A Google spokesperson responded to the matter in stating that the company had made a “wide range of changes” to meet the commission’s requirements. 

The competition investigation believes that Google had “exclusivity clauses” with publishers in their contracts since 2006. However, from 2009 the clauses were replaced with a different restriction known as “premium placement” which ensured that rivals’ ads were not placed in the top advertising spots. 

The commission states, “Google is dominant in the market for online search advertising intermediation in the EEA since at least 2006,” they added, “Google has abused this market dominance by preventing rivals from competing in the online search advertising intermediation market.” 
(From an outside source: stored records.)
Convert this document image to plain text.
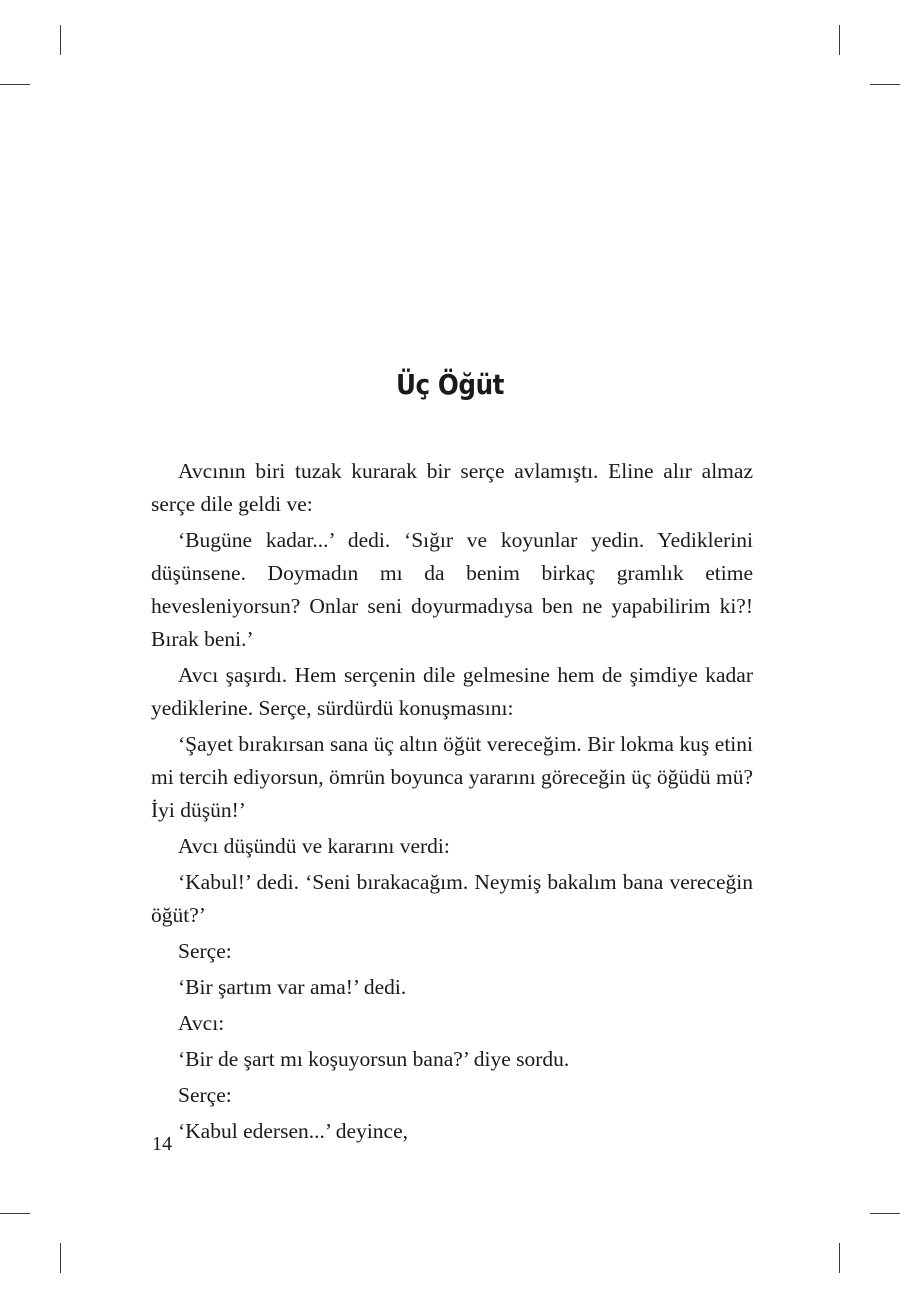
Üç Öğüt

Avcının biri tuzak kurarak bir serçe avlamıştı. Eline alır almaz serçe dile geldi ve:

‘Bugüne kadar...’ dedi. ‘Sığır ve koyunlar yedin. Yediklerini düşünsene. Doymadın mı da benim birkaç gramlık etime hevesleniyorsun? Onlar seni doyurmadıysa ben ne yapabilirim ki?! Bırak beni.’

Avcı şaşırdı. Hem serçenin dile gelmesine hem de şimdiye kadar yediklerine. Serçe, sürdürdü konuşmasını:

‘Şayet bırakırsan sana üç altın öğüt vereceğim. Bir lokma kuş etini mi tercih ediyorsun, ömrün boyunca yararını göreceğin üç öğüdü mü? İyi düşün!’

Avcı düşündü ve kararını verdi:

‘Kabul!’ dedi. ‘Seni bırakacağım. Neymiş bakalım bana vereceğin öğüt?’

Serçe:

‘Bir şartım var ama!’ dedi.

Avcı:

‘Bir de şart mı koşuyorsun bana?’ diye sordu.

Serçe:

‘Kabul edersen...’ deyince,

14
Google has been fined for a total of three times by the competition commissioner since 2017, taking the total amount of £7bn. 

In 2018, the EU fined Google £3.8bn for forcing vendors to pre-install their apps and in result, abused their control of the Android operating system.  

In 2017 the search engine was fined £2.2bn for illegally providing their own online shopping service with an advantage over other companies in their search results. 

Ms Vestager told a news conference, “We see positive developments both in the shopping and Android case.” Followed by Google’s announcement that they will be doing “more to ensure that Android phone owners know about the wide choice of browsers and search engines available to download to their phones. This will involve asking users of existing and new Android devices in Europe which browser and search apps they would like to use.” 

Despite the positive changes, Ms Vestager stated that the commission is still investigating Google’s actions in the job search market and whether this is accommodating with rules from competition law.